И еще, теперь мне доставляла горькую радость давняя клятва Бхимасены убить Духшасану.
Серая, непроглядная тоска сочилась в мое сердце вместо огненного потока брахмы. Я продолжал путь не своей волей. Это сила Крипы влекла меня вперед, и блаженством казалось просто поддаться этому потоку, отрешившись от обязанности самому принимать решения, стремиться к цели, терзаться сомнениями.
Крипа направлял лошадь по невидимой тропе на северо-запад. Сначала я думал, что он хочет сбить со следа погоню или обойти заставы на границах. Но наставник объяснил мне, что наш путь лежит в страну мадров и бахликов, которой правит брат младшей жены покойного царя Панду, дядя Накулы и Сахадевы.
Мне надлежит доставить тебя к Арджуне и близнецам, а они, как раз, скоро прибудут к многомудрому и воинственному Шалье, — сказал Крипа, который несмотря на узость тропинки, старался держать своего коня вплотную к моему. — Там ты будешь в безопасности.

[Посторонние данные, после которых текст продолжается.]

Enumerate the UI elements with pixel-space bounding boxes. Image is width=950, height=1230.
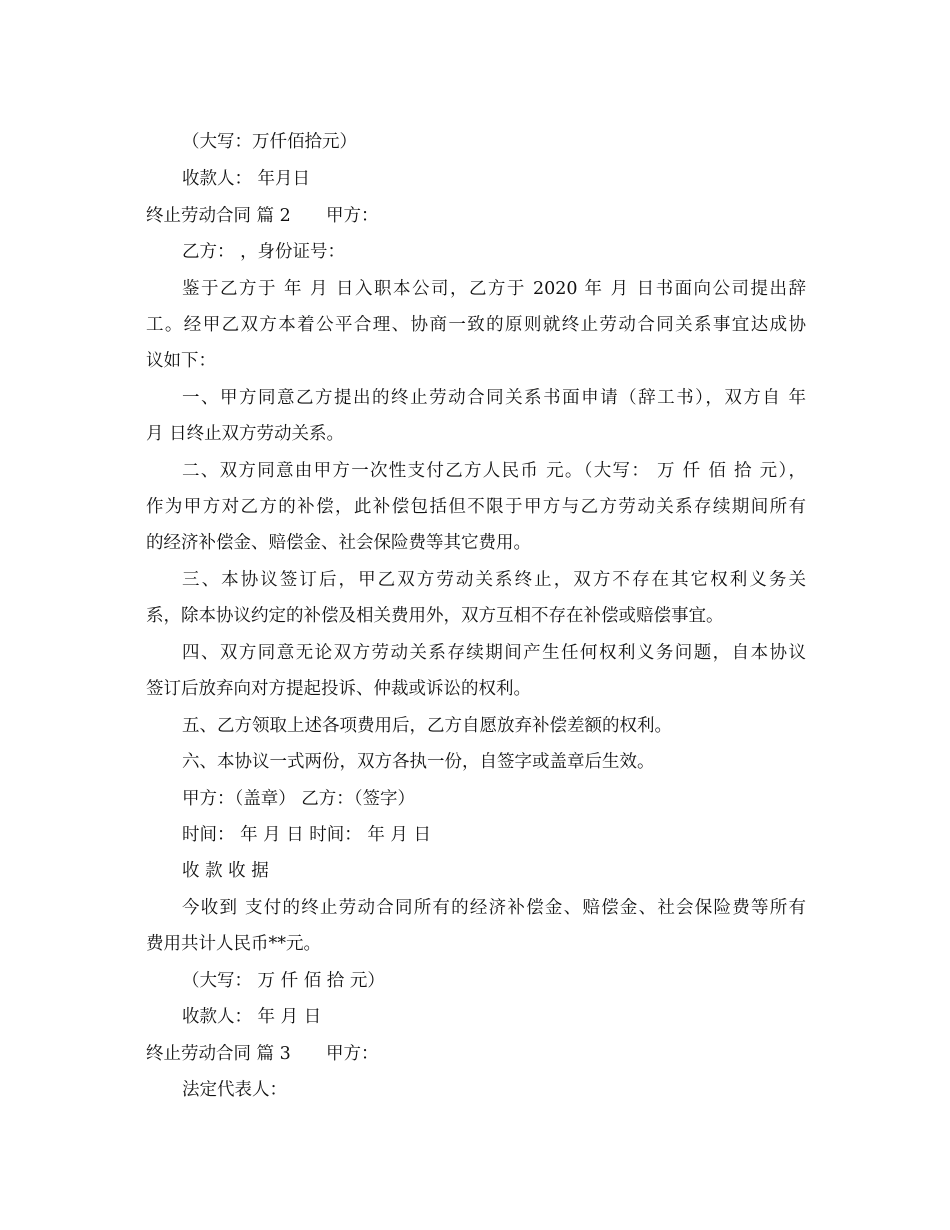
date-line: 时间： 年 月 日 时间： 年 月 日	[182, 825, 431, 845]
clause-3: 三、本协议签订后，甲乙双方劳动关系终止，双方不存在其它权利义务关	[182, 570, 806, 590]
clause-5: 五、乙方领取上述各项费用后，乙方自愿放弃补偿差额的权利。	[182, 716, 672, 736]
party-a-label: 甲方：	[326, 1044, 379, 1064]
clause-1-continued: 月 日终止双方劳动关系。	[146, 424, 345, 444]
paragraph-text-line: 工。经甲乙双方本着公平合理、协商一致的原则就终止劳动合同关系事宜达成协	[146, 315, 806, 335]
receipt-text: 今收到 支付的终止劳动合同所有的经济补偿金、赔偿金、社会保险费等所有	[182, 898, 806, 918]
legal-representative: 法定代表人：	[182, 1080, 287, 1100]
clause-3-continued: 系，除本协议约定的补偿及相关费用外，双方互相不存在补偿或赔偿事宜。	[146, 606, 724, 626]
clause-4: 四、双方同意无论双方劳动关系存续期间产生任何权利义务问题，自本协议	[182, 643, 806, 663]
receipt-amount-words: （大写： 万 仟 佰 拾 元）	[182, 971, 385, 991]
paragraph-amount-words: （大写：万仟佰拾元）	[182, 132, 357, 152]
clause-4-continued: 签订后放弃向对方提起投诉、仲裁或诉讼的权利。	[146, 679, 531, 699]
signature-line: 甲方：（盖章） 乙方：（签字）	[182, 789, 416, 809]
section-heading-2	[146, 205, 806, 227]
section-title: 终止劳动合同 篇 3	[146, 1044, 291, 1064]
clause-2: 二、双方同意由甲方一次性支付乙方人民币 元。（大写： 万 仟 佰 拾 元），	[182, 461, 806, 481]
receipt-title: 收 款 收 据	[182, 861, 269, 881]
receipt-text-continued: 费用共计人民币**元。	[146, 934, 321, 954]
clause-2-continued: 作为甲方对乙方的补偿，此补偿包括但不限于甲方与乙方劳动关系存续期间所有	[146, 497, 806, 517]
paragraph-text-line: 鉴于乙方于 年 月 日入职本公司，乙方于 2020 年 月 日书面向公司提出辞	[182, 279, 806, 299]
receipt-payee: 收款人： 年 月 日	[182, 1007, 322, 1027]
paragraph-text-line: 议如下：	[146, 351, 216, 371]
section-title: 终止劳动合同 篇 2	[146, 206, 291, 226]
clause-2-continued: 的经济补偿金、赔偿金、社会保险费等其它费用。	[146, 533, 531, 553]
party-a-label: 甲方：	[326, 206, 379, 226]
clause-6: 六、本协议一式两份，双方各执一份，自签字或盖章后生效。	[182, 752, 655, 772]
paragraph-payee: 收款人： 年月日	[182, 169, 311, 189]
section-heading-3	[146, 1043, 806, 1065]
paragraph-party-b: 乙方： ，身份证号：	[182, 242, 346, 262]
clause-1: 一、甲方同意乙方提出的终止劳动合同关系书面申请（辞工书），双方自 年	[182, 388, 806, 408]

А что, еще где-то в мире есть безопасность? — безучастно спросил я. Мысли, стреноженные усталостью, тяжело шевелились в моей голове.
Худа не будет показать тебе мадров, — сказал наставник в ответ на мои мысли, — Много разных миров создали люди на этой земле. Из деревенской хижины много не увидишь… Но и дворцы Хастинапура тоже не центр мира.
А что центр?
Бог.
— Бог хижин — это каменный идол в храме, которого обливают молоком и засыпают цветами, дабы снискать его расположение.
Крипа терпеливо улыбнулся:
Очевидно, тебя не очень-то утешает сейчас и Бог мудрецов.